Tiba-tiba sudah malam. Sudutnya sangat gelap, tetapi karena terbiasa dengan tempat-tempat yang suram, aku bisa melihat dengan cukup baik. Dan seperti yang aku prediksi, tidak ada yang lewat. Itulah yang aku butuhkan: tempat yang tenang tanpa saksi. Tetapi aku juga membutuhkan korban, dan setelah beberapa jam berlalu, aku menjadi yakin bahwa tak ada yang akan datang. Aku pasti tertidur dan terbangun lagi beberapa kali. Keheningan itu mendalam. Aku menduga itu sudah menjadi tengah malam ketika aku mendengar langkah-langkah: seseorang mendekat. Aku tidak bergerak. Itu seorang laki-laki, hanya itulah yang aku tahu; tidak ada cukup cahaya untuk melihat detailnya. Dan sebelum aku bisa bergerak, atau memanggil, atau mendapatkan perhatiannya, aku melihatnya pergi ke tempat sampah dan mulai mengubrak-abriknya.
 
Aku tidak bisa benar-benar menjadikannya target penipuan cerdikku. Bagaimanapun, aku akan mencobanya, jika hanya untuk mendapatkan koin darinya sehingga aku tidak akan merasa telah menyia-nyiakan malam. Tapi bahkan sebelum aku bisa mulai bergerak, orang asing itu mengangkat sesuatu yang berat dari tempat sampah dan menahan tangis. Aku melatih penglihatan malamku yang tajam. Itu adalah tas penuh koin emas.
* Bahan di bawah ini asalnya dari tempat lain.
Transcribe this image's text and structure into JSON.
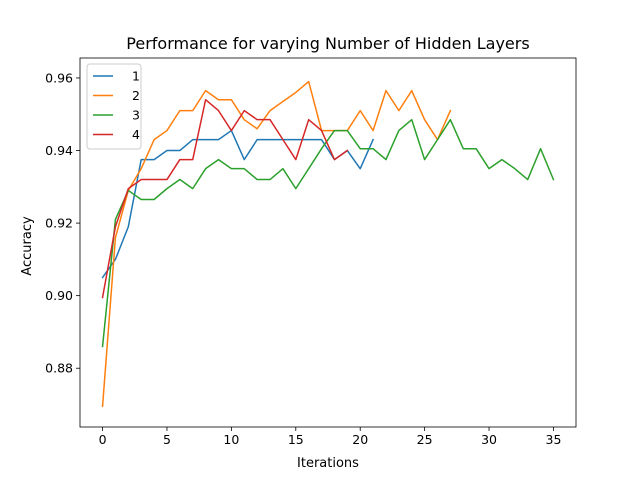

Aku segera diliputi oleh penyesalan paling pahit yang pernah aku alami: itu adalah kekayaan, dan itu telah berada di sana, dalam jangkauan tangan, selama berjam-jam—berjam-jam aku telah menyia-nyiakannya menunggu orang yang tidak berdosa datang, sehingga aku bisa menipunya demi sejumlah kecil uang. Dan sekarang orang yang tidak berdosa itu telah datang dan mengambil harta itu dari bawah hidungku.
 
Dia melihat ke dua arah untuk memastikan tidak ada yang melihatnya, dan mulai berlari. Dia tidak memperhatikanku di tanah. Aku tidak pernah memiliki refleks yang cepat, tetapi pada kesempatan ini, yang menurutku penting dan unik, sesuatu seperti keputusasaan mendorongku untuk bertindak. Aku hanya merentangkan kakiku dan membuatnya tersandung. Saat dia mempercepat langkah, kakinya tersangkut di kakiku dan dia jatuh tertelungkup. Seperti yang aku prediksi, tas itu jatuh bersamanya, dan koin-koin itu berserakan di atas batu aspal yang tidak rata di gang dengan suara gemerincing yang keras, bersinar dengan keberuntungan.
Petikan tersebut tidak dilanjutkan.